BİR ADIM KALDI…

بِسْمِ اللَّهِ الرَّحْمَنِ الرَّحِيمِ

BİR ADIM KALDI…

SURE ADI: KAFİRUN

SIRA NO: 109

AYET SAYISI: 6

NUZÜL YERİ: MEKKE

SURENİN ÖNCEKİ SUREYLE ALAKASI

Gönülleri fethetmeye bir adım kaldı. İslam’ın kalplerde şenlenip; dünyayı şenlendirmesine bir adım kaldı. Mazlumların ahına verilecek cevaba bir adım kaldı. Zalimlerin yıkılışına bir adım kaldı. Canın, malın, ırzın, neslin, dinin ve aklın garanti altına alınmasına bir adım kaldı. Kafirun Suresindeyiz. Fil suresinde İslam’a olan ihtiyacı hissettik ve yaşamaya kendi içimizde söz verdik, Kureyş suresinde toplumu ayakta tutan somut adımları atarken; Maun suresinde ise toplumun direği olan maneviyatı ana esas edindik. Kevser suresinde ise toplumsal huzurun devamlılığının esaslarını ele aldık. Şimdi İslam Toplumunun inşa edilmesindeki son adımı ve duruşu öğreneceğiz Allah Teala’dan…

SURENİN KAVRAM HARİTASI

            1-6. Ayet: Net Tavır, Kırmızı Çizgi

            Müslüman karakter sahibidir. Her denileni kabul etmez. Tek mikyası vardır o da Allah Teala’nın razı olup olmaması. Gerek kişisel gerekse toplumsal bazda bu ölçüyü işlevsel olarak kullanmanın derdi içinde olur. Uluslararası ilişki ve komşuluk, akrabalık veya arkadaşlık ilişkisinde de bu karakteri her zaman ön planda tutar.

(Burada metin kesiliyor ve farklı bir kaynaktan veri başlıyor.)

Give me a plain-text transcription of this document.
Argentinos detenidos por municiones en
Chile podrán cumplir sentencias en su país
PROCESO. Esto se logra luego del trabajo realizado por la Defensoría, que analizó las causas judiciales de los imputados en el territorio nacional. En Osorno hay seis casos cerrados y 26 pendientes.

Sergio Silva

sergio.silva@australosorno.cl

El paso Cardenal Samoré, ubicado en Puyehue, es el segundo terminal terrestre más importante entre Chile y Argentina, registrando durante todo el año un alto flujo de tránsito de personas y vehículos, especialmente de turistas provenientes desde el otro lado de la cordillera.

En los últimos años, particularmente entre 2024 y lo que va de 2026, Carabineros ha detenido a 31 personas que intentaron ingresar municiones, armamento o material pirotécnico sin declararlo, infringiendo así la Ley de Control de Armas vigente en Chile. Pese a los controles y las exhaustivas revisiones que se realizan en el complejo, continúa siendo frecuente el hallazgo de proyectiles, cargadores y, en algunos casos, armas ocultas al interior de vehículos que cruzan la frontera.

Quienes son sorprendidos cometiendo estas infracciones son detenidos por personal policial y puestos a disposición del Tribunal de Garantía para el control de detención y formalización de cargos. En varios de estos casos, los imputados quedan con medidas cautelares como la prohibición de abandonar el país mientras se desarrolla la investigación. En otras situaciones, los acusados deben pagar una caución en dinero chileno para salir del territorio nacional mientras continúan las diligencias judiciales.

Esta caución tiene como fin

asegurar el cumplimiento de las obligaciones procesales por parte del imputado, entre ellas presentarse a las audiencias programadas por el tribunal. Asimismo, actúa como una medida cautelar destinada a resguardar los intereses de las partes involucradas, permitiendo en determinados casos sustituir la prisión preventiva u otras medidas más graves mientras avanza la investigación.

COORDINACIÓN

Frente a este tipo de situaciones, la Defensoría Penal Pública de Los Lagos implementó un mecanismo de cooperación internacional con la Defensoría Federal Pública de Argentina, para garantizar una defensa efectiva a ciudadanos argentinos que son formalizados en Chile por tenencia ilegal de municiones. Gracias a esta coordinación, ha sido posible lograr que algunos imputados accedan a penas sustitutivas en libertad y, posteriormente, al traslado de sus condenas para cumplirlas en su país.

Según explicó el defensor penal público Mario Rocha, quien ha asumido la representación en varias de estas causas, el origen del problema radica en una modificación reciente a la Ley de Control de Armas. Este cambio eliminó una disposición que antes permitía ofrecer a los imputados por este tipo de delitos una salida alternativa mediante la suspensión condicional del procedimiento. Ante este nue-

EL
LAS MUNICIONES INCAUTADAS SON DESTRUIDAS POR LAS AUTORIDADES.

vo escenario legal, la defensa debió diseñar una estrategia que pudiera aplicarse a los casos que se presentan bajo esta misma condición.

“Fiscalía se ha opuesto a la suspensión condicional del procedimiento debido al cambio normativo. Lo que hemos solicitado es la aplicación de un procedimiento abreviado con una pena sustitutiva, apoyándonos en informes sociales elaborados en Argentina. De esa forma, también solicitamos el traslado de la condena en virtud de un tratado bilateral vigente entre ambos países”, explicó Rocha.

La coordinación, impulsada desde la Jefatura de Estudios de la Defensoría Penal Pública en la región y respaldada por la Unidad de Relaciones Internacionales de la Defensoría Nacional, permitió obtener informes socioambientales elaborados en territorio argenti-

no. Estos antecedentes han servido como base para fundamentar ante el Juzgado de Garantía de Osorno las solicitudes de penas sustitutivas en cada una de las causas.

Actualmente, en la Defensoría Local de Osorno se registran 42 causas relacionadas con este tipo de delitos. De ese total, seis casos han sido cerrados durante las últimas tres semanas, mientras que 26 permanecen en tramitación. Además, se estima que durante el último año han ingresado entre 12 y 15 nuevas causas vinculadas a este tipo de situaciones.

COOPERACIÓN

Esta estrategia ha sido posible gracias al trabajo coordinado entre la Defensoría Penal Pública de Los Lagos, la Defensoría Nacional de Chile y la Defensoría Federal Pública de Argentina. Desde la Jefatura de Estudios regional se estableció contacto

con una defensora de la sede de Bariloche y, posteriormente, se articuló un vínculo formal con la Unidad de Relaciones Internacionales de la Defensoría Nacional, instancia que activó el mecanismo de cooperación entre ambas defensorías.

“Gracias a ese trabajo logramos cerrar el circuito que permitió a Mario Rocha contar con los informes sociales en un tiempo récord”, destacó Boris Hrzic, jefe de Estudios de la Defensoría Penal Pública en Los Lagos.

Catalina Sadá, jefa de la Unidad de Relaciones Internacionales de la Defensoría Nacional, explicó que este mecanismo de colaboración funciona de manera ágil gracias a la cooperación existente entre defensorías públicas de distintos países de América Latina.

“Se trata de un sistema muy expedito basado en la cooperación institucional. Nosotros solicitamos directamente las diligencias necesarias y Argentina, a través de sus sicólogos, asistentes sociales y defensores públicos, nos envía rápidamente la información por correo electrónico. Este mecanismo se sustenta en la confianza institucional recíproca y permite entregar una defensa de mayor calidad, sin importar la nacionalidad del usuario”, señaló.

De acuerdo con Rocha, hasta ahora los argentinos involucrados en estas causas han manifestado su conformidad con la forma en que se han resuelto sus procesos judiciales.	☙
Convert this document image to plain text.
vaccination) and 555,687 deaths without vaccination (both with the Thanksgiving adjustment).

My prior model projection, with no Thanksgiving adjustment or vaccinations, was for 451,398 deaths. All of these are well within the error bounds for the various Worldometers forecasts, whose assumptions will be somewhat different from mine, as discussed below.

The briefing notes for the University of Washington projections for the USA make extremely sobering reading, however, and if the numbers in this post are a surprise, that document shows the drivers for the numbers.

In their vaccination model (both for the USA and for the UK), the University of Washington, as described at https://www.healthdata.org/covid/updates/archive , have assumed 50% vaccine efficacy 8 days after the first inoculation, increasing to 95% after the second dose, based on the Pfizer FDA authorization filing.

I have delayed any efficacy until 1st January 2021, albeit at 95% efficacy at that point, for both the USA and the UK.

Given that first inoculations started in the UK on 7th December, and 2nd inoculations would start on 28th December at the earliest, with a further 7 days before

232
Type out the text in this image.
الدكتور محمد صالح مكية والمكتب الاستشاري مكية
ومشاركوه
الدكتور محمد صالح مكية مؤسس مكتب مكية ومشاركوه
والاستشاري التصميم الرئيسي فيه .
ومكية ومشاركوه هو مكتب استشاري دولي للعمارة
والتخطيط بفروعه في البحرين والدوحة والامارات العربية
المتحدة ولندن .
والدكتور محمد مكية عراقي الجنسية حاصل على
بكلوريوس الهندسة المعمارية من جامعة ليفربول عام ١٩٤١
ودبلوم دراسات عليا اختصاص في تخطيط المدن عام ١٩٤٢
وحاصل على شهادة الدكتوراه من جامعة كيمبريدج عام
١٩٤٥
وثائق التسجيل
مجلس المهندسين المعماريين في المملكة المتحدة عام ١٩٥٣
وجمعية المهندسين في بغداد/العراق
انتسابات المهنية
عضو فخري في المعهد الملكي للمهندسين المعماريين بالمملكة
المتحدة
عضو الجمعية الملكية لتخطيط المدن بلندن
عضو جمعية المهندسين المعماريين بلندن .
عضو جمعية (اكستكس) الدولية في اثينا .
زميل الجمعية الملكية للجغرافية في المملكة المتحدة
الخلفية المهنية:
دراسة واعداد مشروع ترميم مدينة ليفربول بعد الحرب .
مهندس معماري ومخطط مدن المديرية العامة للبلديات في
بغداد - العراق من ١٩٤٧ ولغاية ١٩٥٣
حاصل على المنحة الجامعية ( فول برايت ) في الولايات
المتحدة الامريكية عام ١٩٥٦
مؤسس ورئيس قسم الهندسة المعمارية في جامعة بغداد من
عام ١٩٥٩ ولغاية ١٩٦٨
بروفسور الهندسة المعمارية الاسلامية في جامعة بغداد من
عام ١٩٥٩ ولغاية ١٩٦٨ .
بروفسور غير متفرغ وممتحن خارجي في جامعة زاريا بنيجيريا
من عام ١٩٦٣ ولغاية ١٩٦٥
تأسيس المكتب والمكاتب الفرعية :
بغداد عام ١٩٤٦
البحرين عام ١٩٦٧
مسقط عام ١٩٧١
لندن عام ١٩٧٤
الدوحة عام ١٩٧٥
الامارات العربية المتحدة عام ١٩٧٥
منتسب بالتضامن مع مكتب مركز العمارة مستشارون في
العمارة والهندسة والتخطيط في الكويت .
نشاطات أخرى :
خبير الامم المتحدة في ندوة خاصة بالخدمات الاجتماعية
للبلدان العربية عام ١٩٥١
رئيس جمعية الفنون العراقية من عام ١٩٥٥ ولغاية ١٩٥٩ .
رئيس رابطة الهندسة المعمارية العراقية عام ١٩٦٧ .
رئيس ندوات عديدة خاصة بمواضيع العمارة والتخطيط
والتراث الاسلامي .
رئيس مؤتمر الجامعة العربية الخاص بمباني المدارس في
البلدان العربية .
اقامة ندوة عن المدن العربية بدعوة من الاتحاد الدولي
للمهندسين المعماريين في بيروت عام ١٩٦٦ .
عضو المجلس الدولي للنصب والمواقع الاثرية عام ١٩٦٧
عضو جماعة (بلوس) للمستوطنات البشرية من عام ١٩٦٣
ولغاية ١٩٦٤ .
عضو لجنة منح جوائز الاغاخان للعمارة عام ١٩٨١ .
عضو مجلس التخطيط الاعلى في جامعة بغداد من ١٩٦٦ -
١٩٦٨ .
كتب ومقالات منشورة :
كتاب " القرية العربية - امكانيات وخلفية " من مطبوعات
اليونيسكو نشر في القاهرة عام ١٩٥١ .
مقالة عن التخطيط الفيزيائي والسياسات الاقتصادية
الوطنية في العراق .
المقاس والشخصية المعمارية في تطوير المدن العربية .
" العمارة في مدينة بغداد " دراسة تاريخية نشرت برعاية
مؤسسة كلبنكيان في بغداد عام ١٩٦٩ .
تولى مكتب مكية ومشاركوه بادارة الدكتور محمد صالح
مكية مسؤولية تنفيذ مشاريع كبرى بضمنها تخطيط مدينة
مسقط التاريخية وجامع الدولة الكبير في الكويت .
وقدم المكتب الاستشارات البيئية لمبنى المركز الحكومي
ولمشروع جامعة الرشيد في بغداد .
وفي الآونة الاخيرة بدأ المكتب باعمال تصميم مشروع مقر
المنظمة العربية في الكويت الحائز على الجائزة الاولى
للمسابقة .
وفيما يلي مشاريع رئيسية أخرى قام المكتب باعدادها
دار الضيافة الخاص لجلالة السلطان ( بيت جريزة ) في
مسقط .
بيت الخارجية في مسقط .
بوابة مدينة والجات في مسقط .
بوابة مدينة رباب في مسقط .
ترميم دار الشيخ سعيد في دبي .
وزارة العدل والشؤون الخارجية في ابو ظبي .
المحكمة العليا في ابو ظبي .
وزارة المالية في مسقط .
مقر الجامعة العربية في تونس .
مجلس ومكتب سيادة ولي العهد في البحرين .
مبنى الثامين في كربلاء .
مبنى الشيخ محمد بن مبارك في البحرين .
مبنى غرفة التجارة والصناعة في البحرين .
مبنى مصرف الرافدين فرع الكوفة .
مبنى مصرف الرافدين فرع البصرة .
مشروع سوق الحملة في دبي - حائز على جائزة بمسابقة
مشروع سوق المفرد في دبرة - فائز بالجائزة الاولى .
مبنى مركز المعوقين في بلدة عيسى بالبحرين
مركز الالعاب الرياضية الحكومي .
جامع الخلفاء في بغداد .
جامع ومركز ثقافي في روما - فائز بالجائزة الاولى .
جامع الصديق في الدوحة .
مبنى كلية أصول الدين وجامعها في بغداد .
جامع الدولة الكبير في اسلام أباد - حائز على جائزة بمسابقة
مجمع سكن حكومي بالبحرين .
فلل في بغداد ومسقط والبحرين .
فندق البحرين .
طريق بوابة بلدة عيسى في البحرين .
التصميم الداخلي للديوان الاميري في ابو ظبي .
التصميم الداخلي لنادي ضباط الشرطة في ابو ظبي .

  1. (قُلْ يَا أَيُّهَا الْكَافِرُونَ) Söyle: Ey kâfirler
  2. (لَا أَعْبُدُ مَا تَعْبُدُونَ) Ben o taptıklarınıza ibadet etmem!
  3. (وَلَا أَنْتُمْ عَابِدُونَ مَا أَعْبُدُ) Siz de benim ibadet ettiğime tapmazsınız.
  4. (وَلَا أَنَا عَابِدٌ مَا عَبَدْتُمْ) Bundan sonra da sizin ilahlarınıza tapmayacağım.
  5. (وَلَا أَنْتُمْ عَابِدُونَ مَا أَعْبُدُ) Sizin de benim Rabbime ibadet etmenizi beklemiyorum.
  6. (لَكُمْ دِينُكُمْ وَلِيَ دِينِ) SİZİN DİNİNİZ SİZE, BENİM DİNİM BANA.

AYETLERİN TEFSİRİ

NET TAVIR, KIRMIZI ÇİZGİ

  1. 1.     (قُلْ يَا أَيُّهَا الْكَافِرُونَ) Söyle: Ey kâfirler!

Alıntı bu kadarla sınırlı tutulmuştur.